Last Updated on Wednesday, 8 December 2010 12:05 Written by Mire_B Tuesday, 7 December 2010 04:33

There’s a new operating system project at Microsoft, dubbed Verve. Read on in order to get information on Verve, a type safe OS developed by Microsoft Research.

The Singularity project (an OS written in managed code used for research purposes) has provided several very useful research results and opened new avenues for exploration in operating system design. Recently, MSR released a paper covering an operating system research project that takes a new approach to building an OS stack with verifiable and type safe managed code. This project employs a novel use of Typed Assembly Language, which is what you think it is: Assembly with types (implemented as annotations and verified statically using the verification technology Boogie and the theorem prover Z3(Boogie generates verification conditions that are then statically proven by Z3. Boogie is also a language used to build program verifiers for other languages)). As with Singularity, the C# Bartok compiler is used, but this time it generates TAL. The entire OS stack is verifiably type safe (the Nucleus is essentially the Verve HAL) and all objects are garbage collected. It does not employ the SIP model of process isolation (like Singularity). In this case, again, the entire operating system is type safe and statically proven as such using world-class theorem provers.

Here’s the basic idea (from the introduction of the paper):

Typed assembly language (TAL) and Hoare logic can verify the absence of many kinds of errors in low-level code. We use TAL and Hoare logic to achieve highly automated, static verification of the safety of a new operating system called Verve. Our techniques and tools mechanically verify the safety of every assembly language instruction in the operating system, run-time system, drivers, and applications (in fact, every part of the system software except the boot loader). Verve consists of a “Nucleus” that provides primitive access to hardware and memory, a kernel that builds services on top of the Nucleus, and applications that run on top of the kernel.

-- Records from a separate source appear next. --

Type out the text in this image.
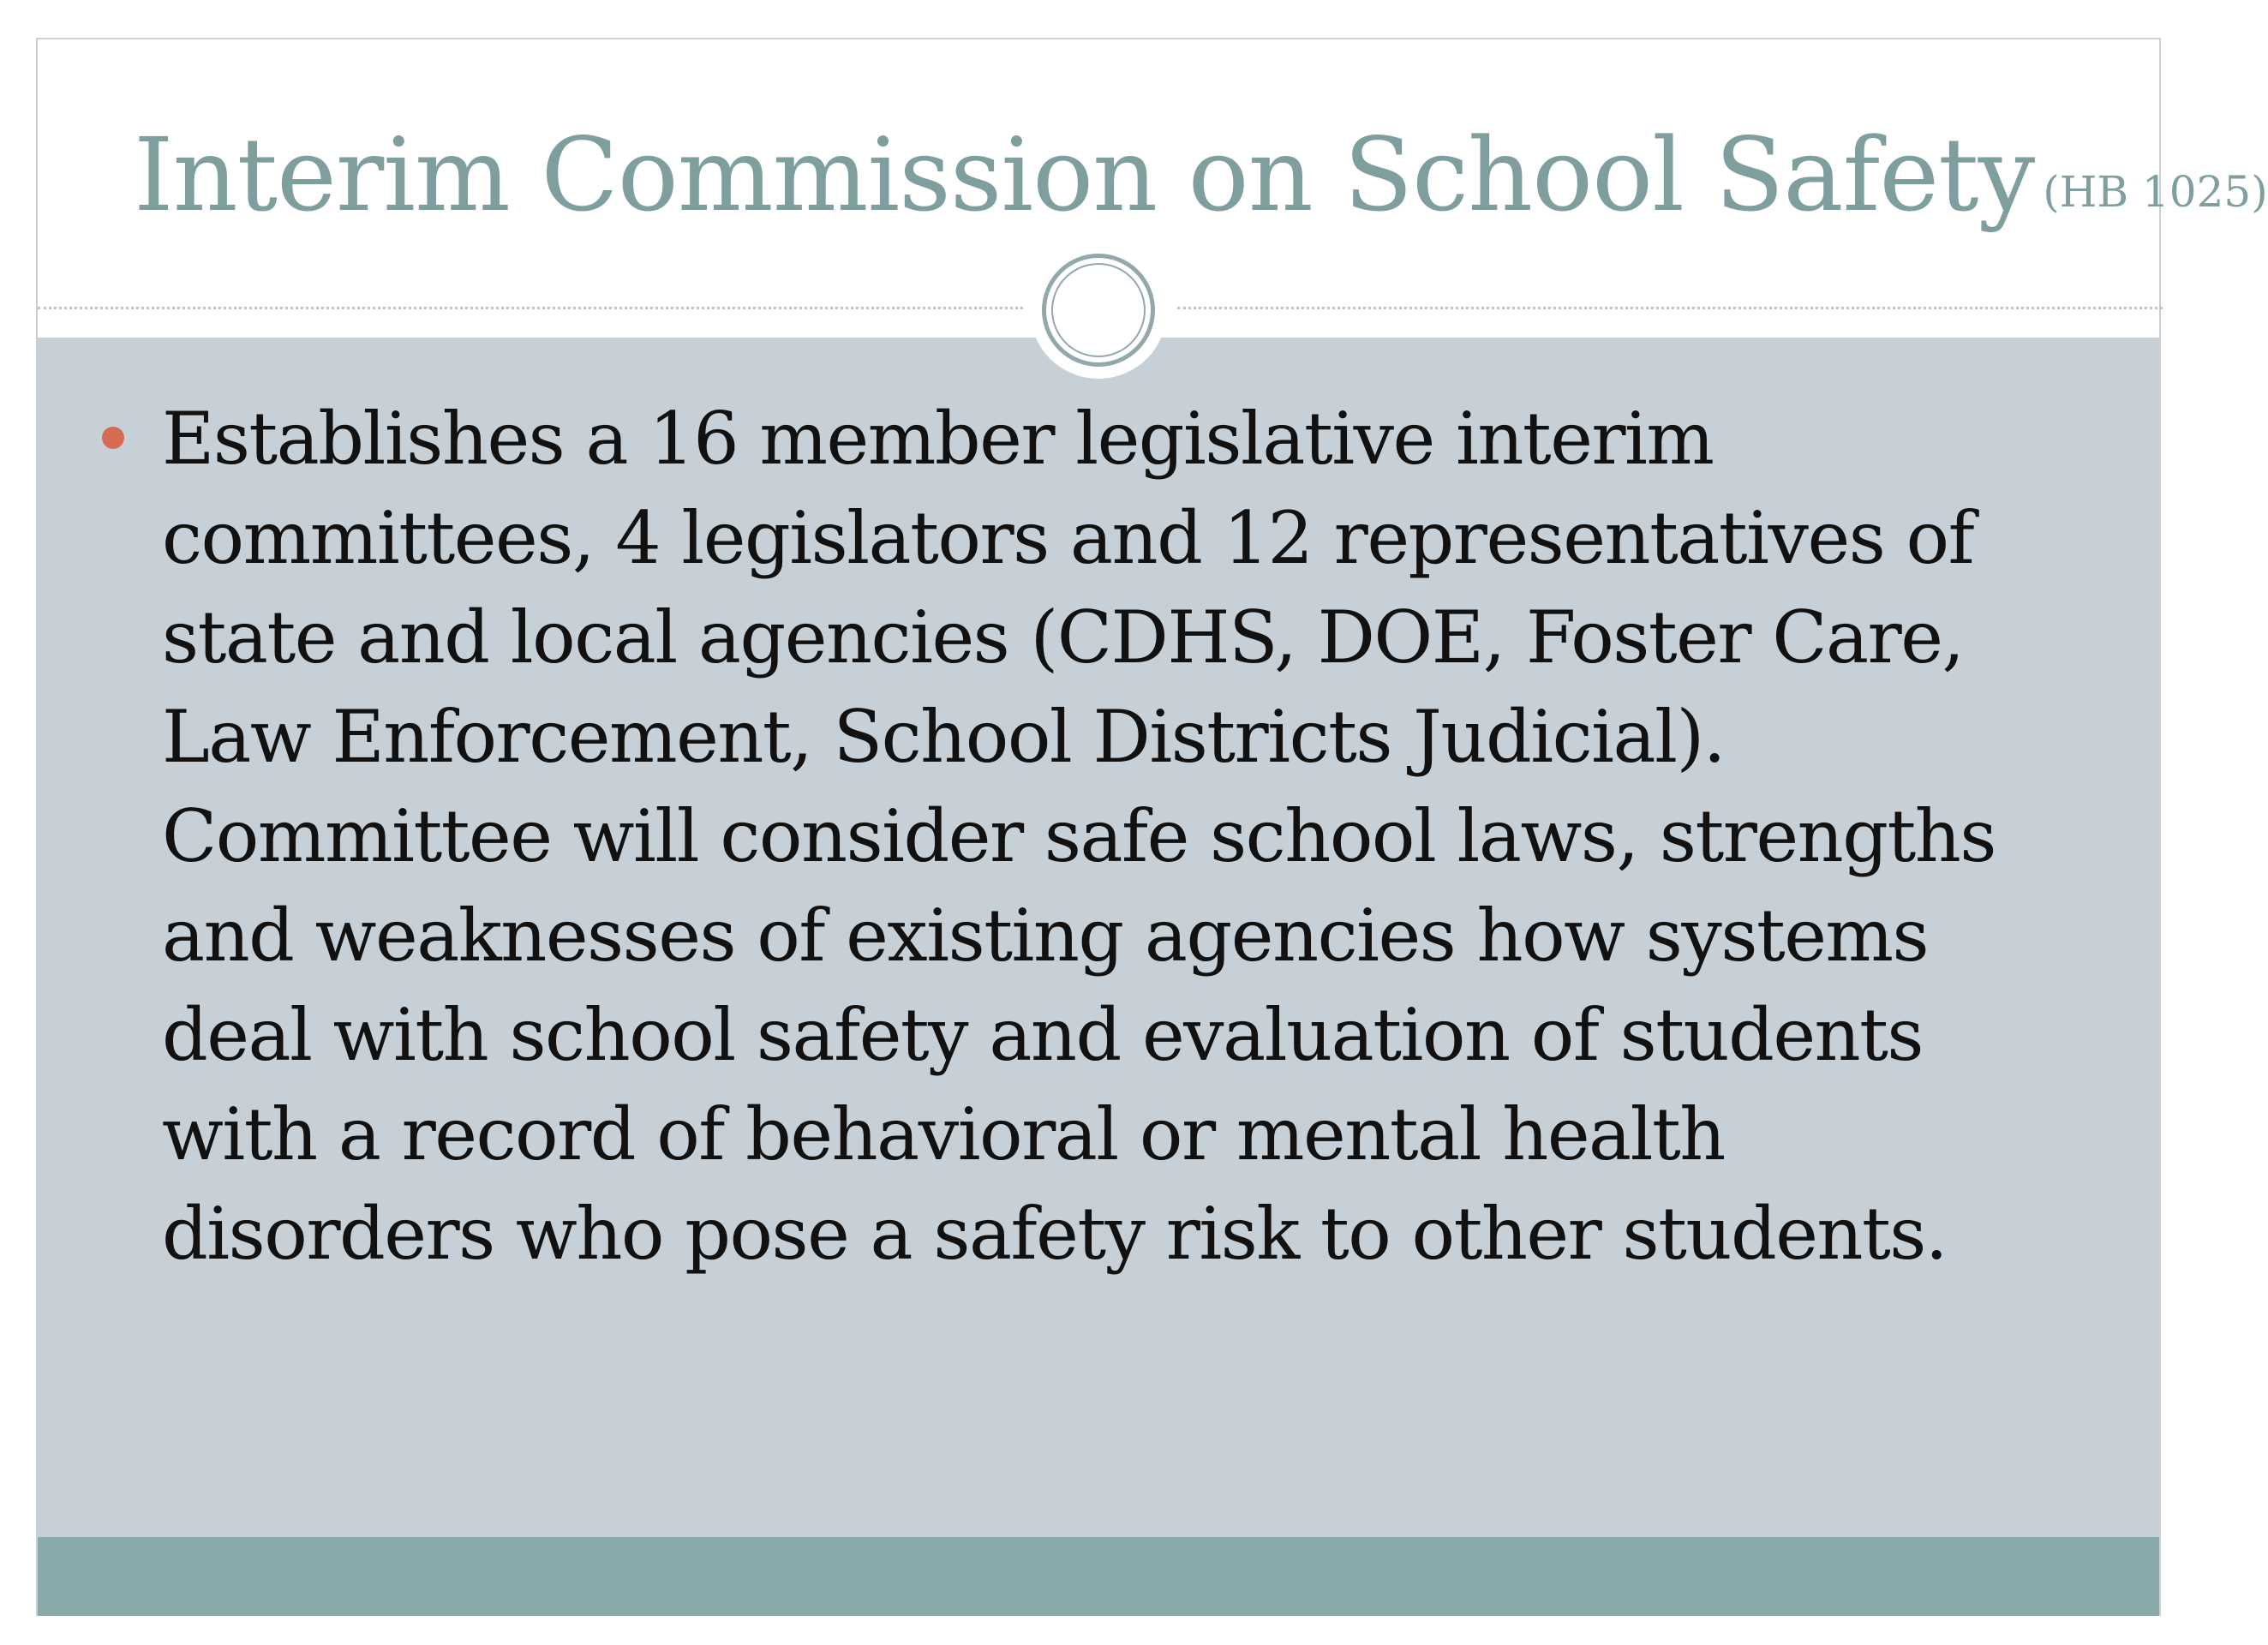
Interim Commission on School Safety (HB 1025)

Establishes a 16 member legislative interim
committees, 4 legislators and 12 representatives of
state and local agencies (CDHS, DOE, Foster Care,
Law Enforcement, School Districts Judicial).
Committee will consider safe school laws, strengths
and weaknesses of existing agencies how systems
deal with school safety and evaluation of students
with a record of behavioral or mental health
disorders who pose a safety risk to other students.
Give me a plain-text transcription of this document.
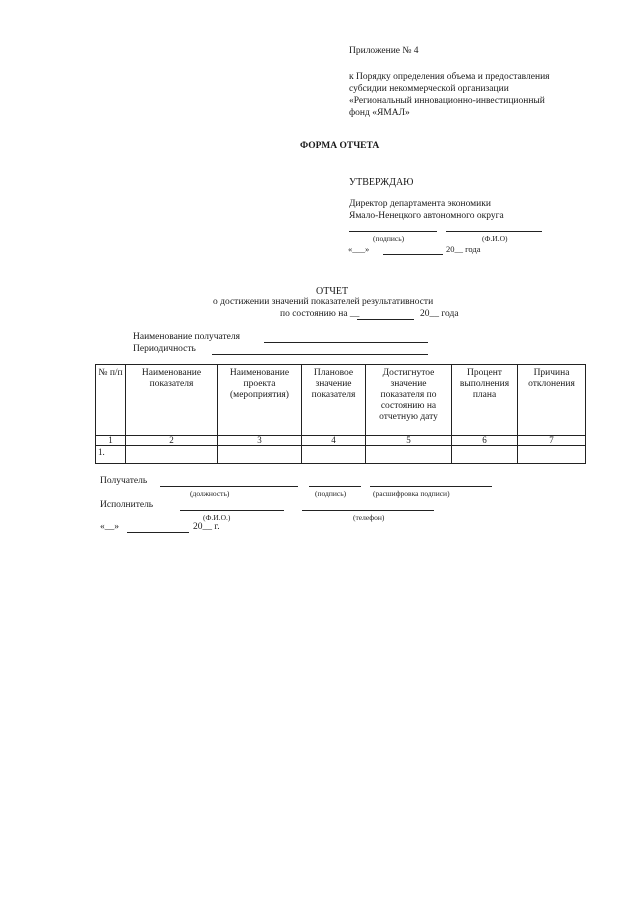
Приложение № 4
к Порядку определения объема и предоставления
субсидии некоммерческой организации
«Региональный инновационно-инвестиционный
фонд «ЯМАЛ»
ФОРМА ОТЧЕТА
УТВЕРЖДАЮ
Директор департамента экономики
Ямало-Ненецкого автономного округа
(подпись)	(Ф.И.О)
«___»	20__ года
ОТЧЕТ
о достижении значений показателей результативности
по состоянию на __	20__ года
Наименование получателя
Периодичность
№ п/п	Наименование показателя	Наименование проекта (мероприятия)	Плановое значение показателя	Достигнутое значение показателя по состоянию на отчетную дату	Процент выполнения плана	Причина отклонения
1	2	3	4	5	6	7
1.						
Получатель
(должность)	(подпись)	(расшифровка подписи)
Исполнитель
(Ф.И.О.)	(телефон)
«__»	20__ г.
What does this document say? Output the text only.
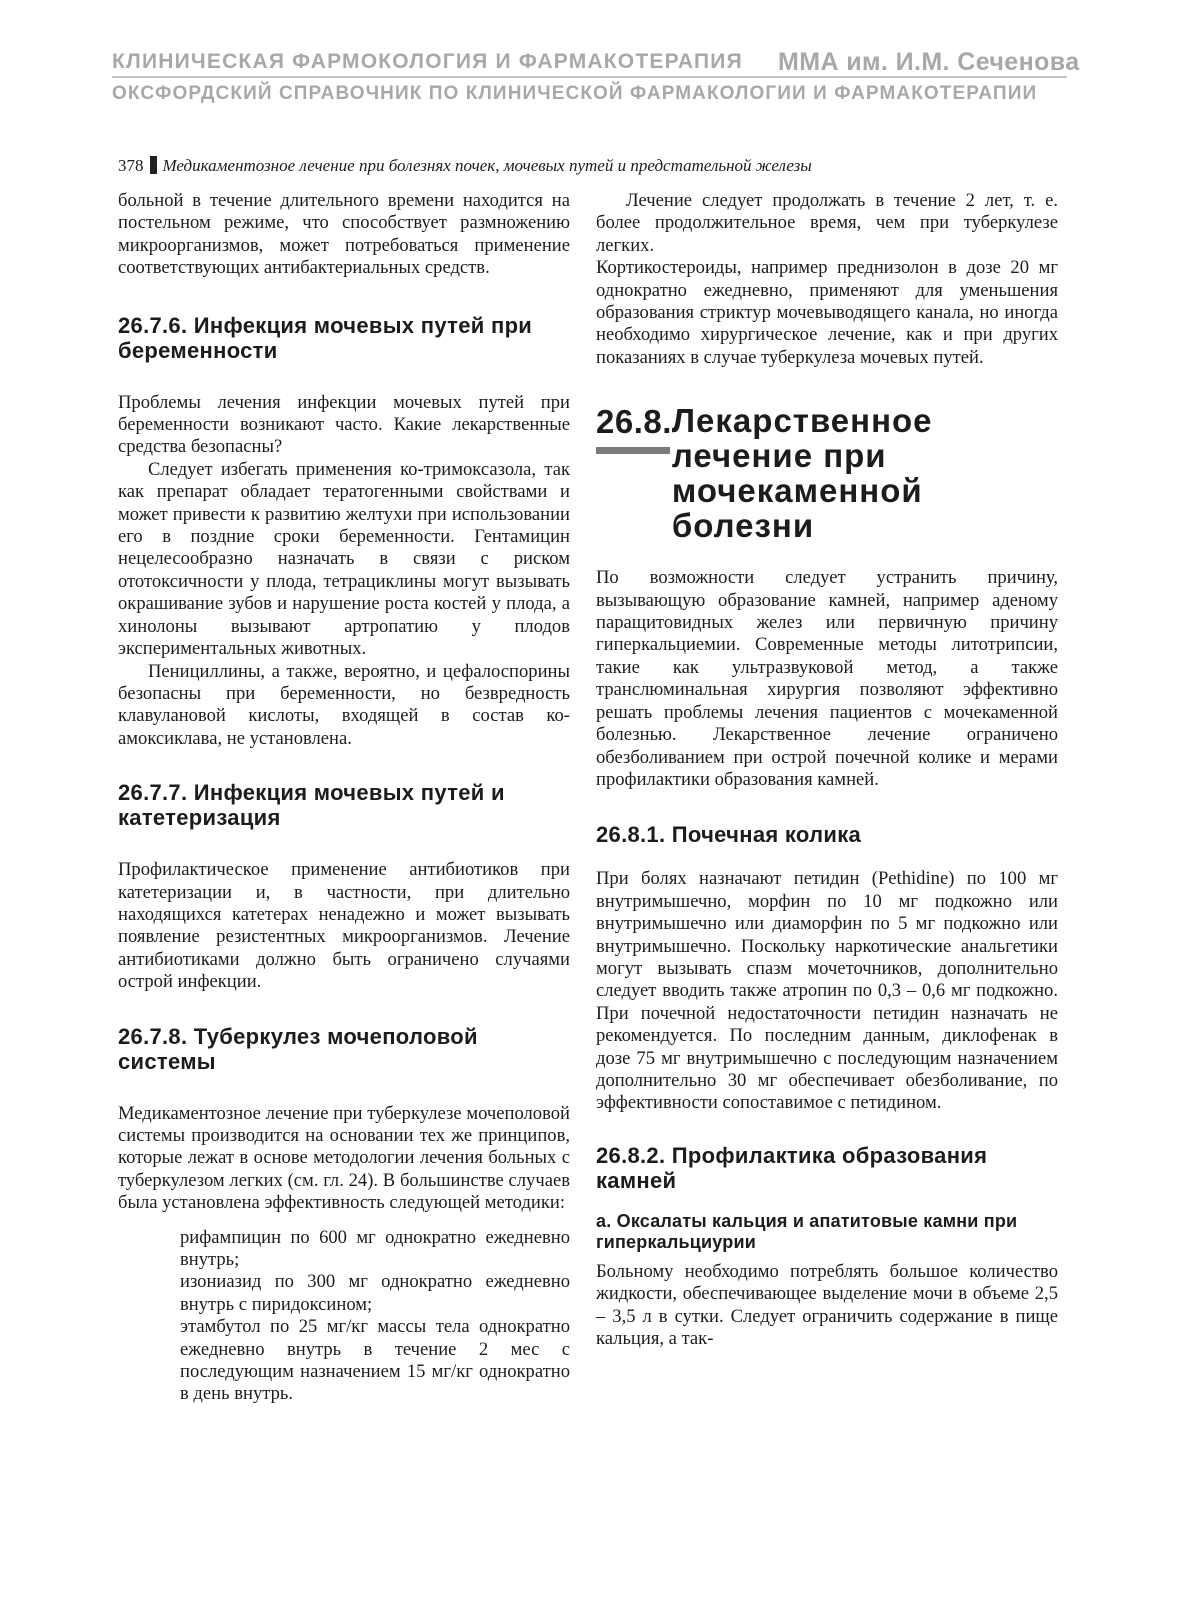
КЛИНИЧЕСКАЯ ФАРМОКОЛОГИЯ И ФАРМАКОТЕРАПИЯ ММА им. И.М. Сеченова
ОКСФОРДСКИЙ СПРАВОЧНИК ПО КЛИНИЧЕСКОЙ ФАРМАКОЛОГИИ И ФАРМАКОТЕРАПИИ
378 Медикаментозное лечение при болезнях почек, мочевых путей и предстательной железы

больной в течение длительного времени находится на постельном режиме, что способствует размножению микроорганизмов, может потребоваться применение соответствующих антибактериальных средств.

26.7.6. Инфекция мочевых путей при беременности

Проблемы лечения инфекции мочевых путей при беременности возникают часто. Какие лекарственные средства безопасны?

Следует избегать применения ко-тримоксазола, так как препарат обладает тератогенными свойствами и может привести к развитию желтухи при использовании его в поздние сроки беременности. Гентамицин нецелесообразно назначать в связи с риском ототоксичности у плода, тетрациклины могут вызывать окрашивание зубов и нарушение роста костей у плода, а хинолоны вызывают артропатию у плодов экспериментальных животных.

Пенициллины, а также, вероятно, и цефалоспорины безопасны при беременности, но безвредность клавулановой кислоты, входящей в состав ко-амоксиклава, не установлена.

26.7.7. Инфекция мочевых путей и катетеризация

Профилактическое применение антибиотиков при катетеризации и, в частности, при длительно находящихся катетерах ненадежно и может вызывать появление резистентных микроорганизмов. Лечение антибиотиками должно быть ограничено случаями острой инфекции.

26.7.8. Туберкулез мочеполовой системы

Медикаментозное лечение при туберкулезе мочеполовой системы производится на основании тех же принципов, которые лежат в основе методологии лечения больных с туберкулезом легких (см. гл. 24). В большинстве случаев была установлена эффективность следующей методики:

рифампицин по 600 мг однократно ежедневно внутрь;
изониазид по 300 мг однократно ежедневно внутрь с пиридоксином;
этамбутол по 25 мг/кг массы тела однократно ежедневно внутрь в течение 2 мес с последующим назначением 15 мг/кг однократно в день внутрь.

Лечение следует продолжать в течение 2 лет, т. е. более продолжительное время, чем при туберкулезе легких.

Кортикостероиды, например преднизолон в дозе 20 мг однократно ежедневно, применяют для уменьшения образования стриктур мочевыводящего канала, но иногда необходимо хирургическое лечение, как и при других показаниях в случае туберкулеза мочевых путей.

26.8. Лекарственное лечение при мочекаменной болезни

По возможности следует устранить причину, вызывающую образование камней, например аденому паращитовидных желез или первичную причину гиперкальциемии. Современные методы литотрипсии, такие как ультразвуковой метод, а также транслюминальная хирургия позволяют эффективно решать проблемы лечения пациентов с мочекаменной болезнью. Лекарственное лечение ограничено обезболиванием при острой почечной колике и мерами профилактики образования камней.

26.8.1. Почечная колика

При болях назначают петидин (Pethidine) по 100 мг внутримышечно, морфин по 10 мг подкожно или внутримышечно или диаморфин по 5 мг подкожно или внутримышечно. Поскольку наркотические анальгетики могут вызывать спазм мочеточников, дополнительно следует вводить также атропин по 0,3 – 0,6 мг подкожно. При почечной недостаточности петидин назначать не рекомендуется. По последним данным, диклофенак в дозе 75 мг внутримышечно с последующим назначением дополнительно 30 мг обеспечивает обезболивание, по эффективности сопоставимое с петидином.

26.8.2. Профилактика образования камней
а. Оксалаты кальция и апатитовые камни при гиперкальциурии

Больному необходимо потреблять большое количество жидкости, обеспечивающее выделение мочи в объеме 2,5 – 3,5 л в сутки. Следует ограничить содержание в пище кальция, а так-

Here, Microsoft research scientist and operating system expert (he worked on the Singularity project) Chris Hawblitzel sits down with me to discuss the rationale behind the Verve project, the architecture and design of Verve and the Nucleus, Typed Assembly Language (TAL), potential for Verve in the real world, and much more. This is a conversational piece (no demos, no whiteboarding), but if you are into operating research and strategies for building type safe systems at the lowest levels, then this is for you. If you are interested, perhaps we could get Chris into our studio for a lecture or two on OS design.